Peserta No 12
Tentu saja aku bisa memahami kecemasan Mamaku yang terus menangisi keadaan adikku. Sudah tiga kantung darah masuk ke tubuh adikku, namun Hbnya belum juga stabil. Padahal, ada tindakan medis yang harus disegerakan, adalah endoskopi, demi bisa mengetahui mengapa adikku yang di diagnosa Typhus, tapi Hbnya di bawah rata-rata, hanya 6. Normalnya adalah 14.
***
“Kenapa sih, Mbak. Kamu yang pendonor aktif, malah ga bisa jadi pendonor untuk adikmu sendiri.”
“Datang bulan, Ma.” Jawabku singkat.
Papa menepuk pundakku, seperti memahami rasa mahfumku. “Udah, jangan murung. Menanam kebaikan pasti memanen kebaikan juga.
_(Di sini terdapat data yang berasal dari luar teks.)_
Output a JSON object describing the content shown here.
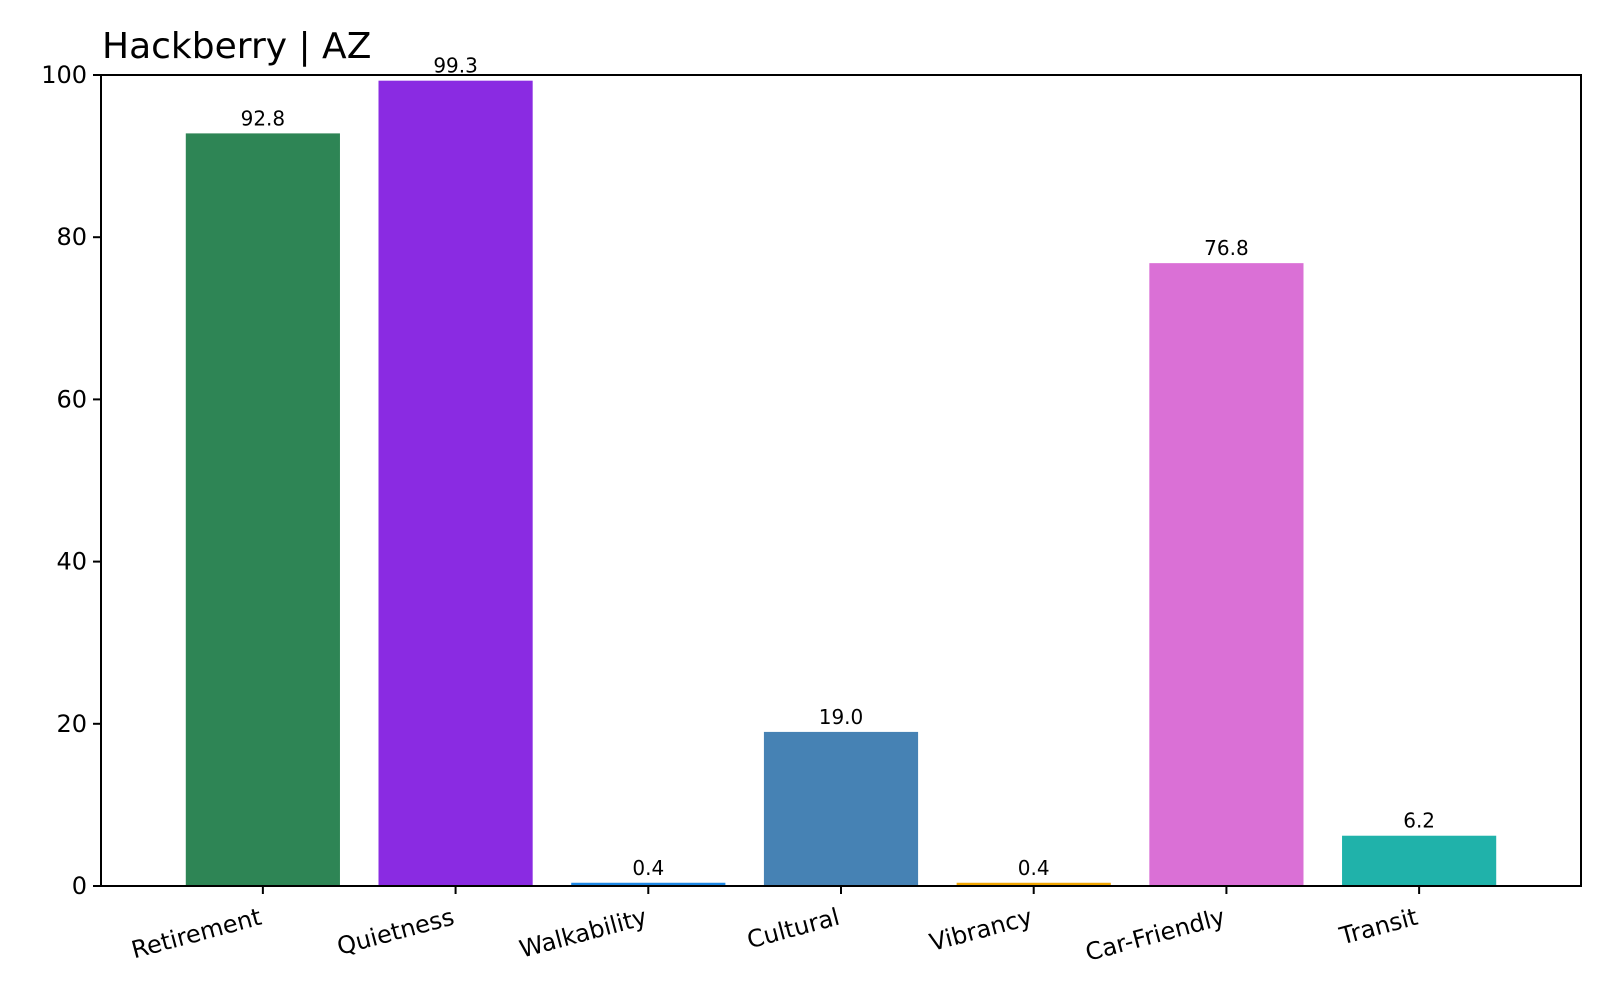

Jangan menyesal menjadi seorang pendonor aktif, hanya karena saat ini kamu tidak bisa memberikan sekantung darah untuk adikmu sendiri”
Aku tersenyum getir.
***
Denting ponselku berbunyi. Sebuah pesan singkat masuk, dari Galih. “Kay, maaf hape baru aktif. Golongan darahku sama dengan adikmu. Aku meluncur kesana.”
Aku tersenyum. Tidak getir.
“Alhamdulillah. Akhirnya ada seorang ‘Pahlawan’ untuk adikku” Aku memekik dalam hati.